The program I went to was 2 years of general surgery first. With urology, you get either 1 or 2 years of surgical prelim, and I didn’t know which I would get. I wanted to match, so I figured I’d take what I got.
I’m not sure anybody signs up for 2 years of general surgery on purpose. Most people would rather do just 1, then get right into urology, but it really wasn’t bad. In the program I went to, you actually did surgery during general surgery. So, looking back on it, I don’t regret it.
My dad was in the Army, so I moved around growing up. My dad was from New Jersey and I got stationed in New Jersey when I was in the Air Force. I got to medical school in New Jersey, then matched residency in New Jersey, and then got a job in New Jersey, so I’ve been here ever since.
It was a good day, for sure. To have everything come together and know where you’re going and know you’ve matched.
Maybe some people are more confident, but you’re never sure, and I was really happy to get a spot.”
John Watson, MD
Hamilton, New Jersey
“It’s not really a vivid memory. It was important, knowing where you were going for the next 6 years. It was a big commitment.
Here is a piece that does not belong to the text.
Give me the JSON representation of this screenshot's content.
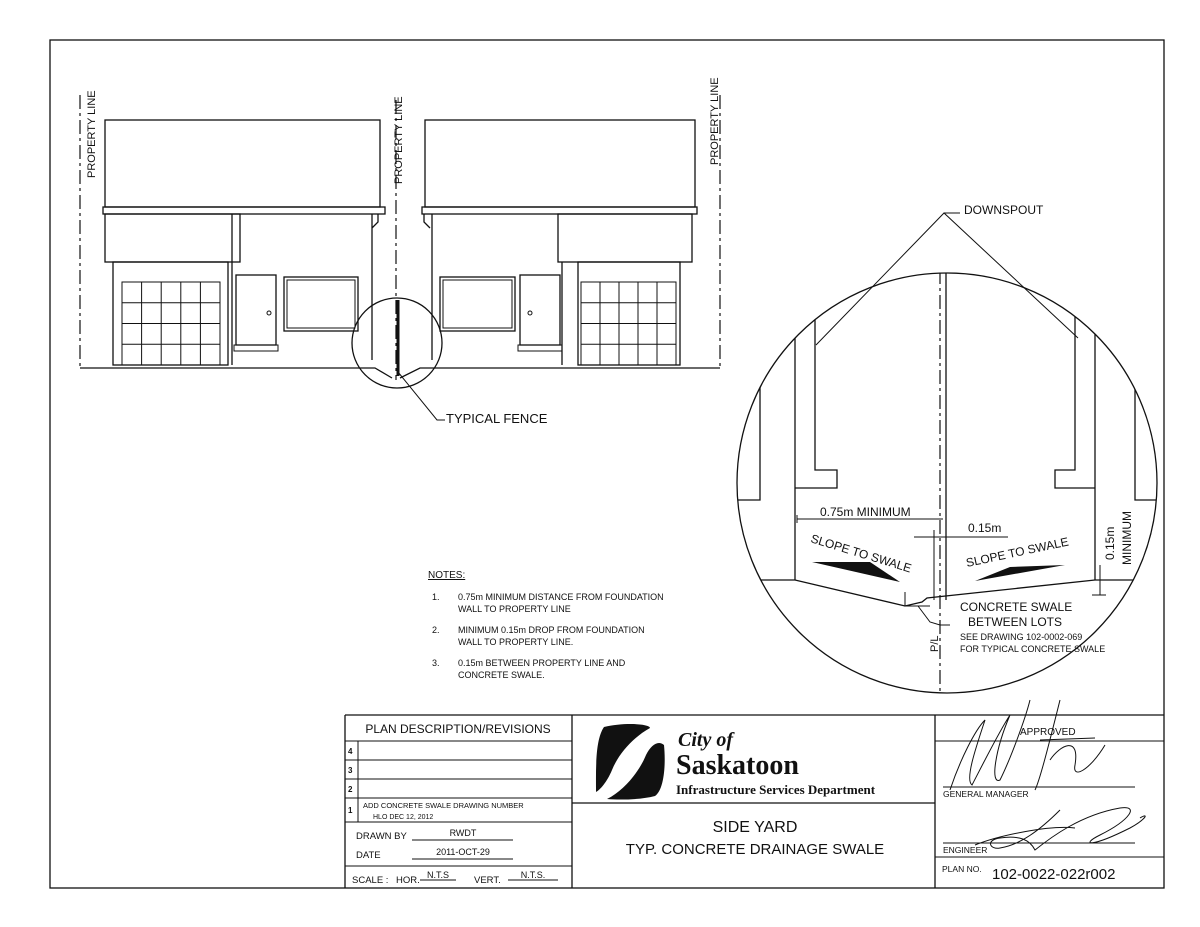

A lot of people were around. Everyone was excited. You were watching everybody else going through their ‘Academy acceptance speech,’ except you didn’t have to go to the podium.
It was exciting, and it was nice that it was over too, because you were kind of waiting to see.
It was never a guarantee. As much as you felt you had a chance, everybody, myself included, went to multiple programs to interview with your own list of preferred spots, from top to bottom. You were only going to receive 1 ‘yes.’ Once you got that, you were never going to know what other programs would have accepted you. You just knew what this one was. It wasn’t like you got 10 yeses and got to choose.
It was eager anticipation with some fear and trepidation. When it came through, it was a relief, and a release. It was settled. It was OK; it was done. It was the next step in life.
Urology, in a sense was a continuation for me. By that time, I was bleeding orange and blue. I was University of Illinois Champaign undergrad, University of Illinois, Chicago Medical School. Now I was entering University of Illinois residency, Chicago. It was 5 years, 4, and 6.
I did leave Illinois for fellowship and my first job, so I didn’t have to clone the blue and orange, but then back home to Illinois.”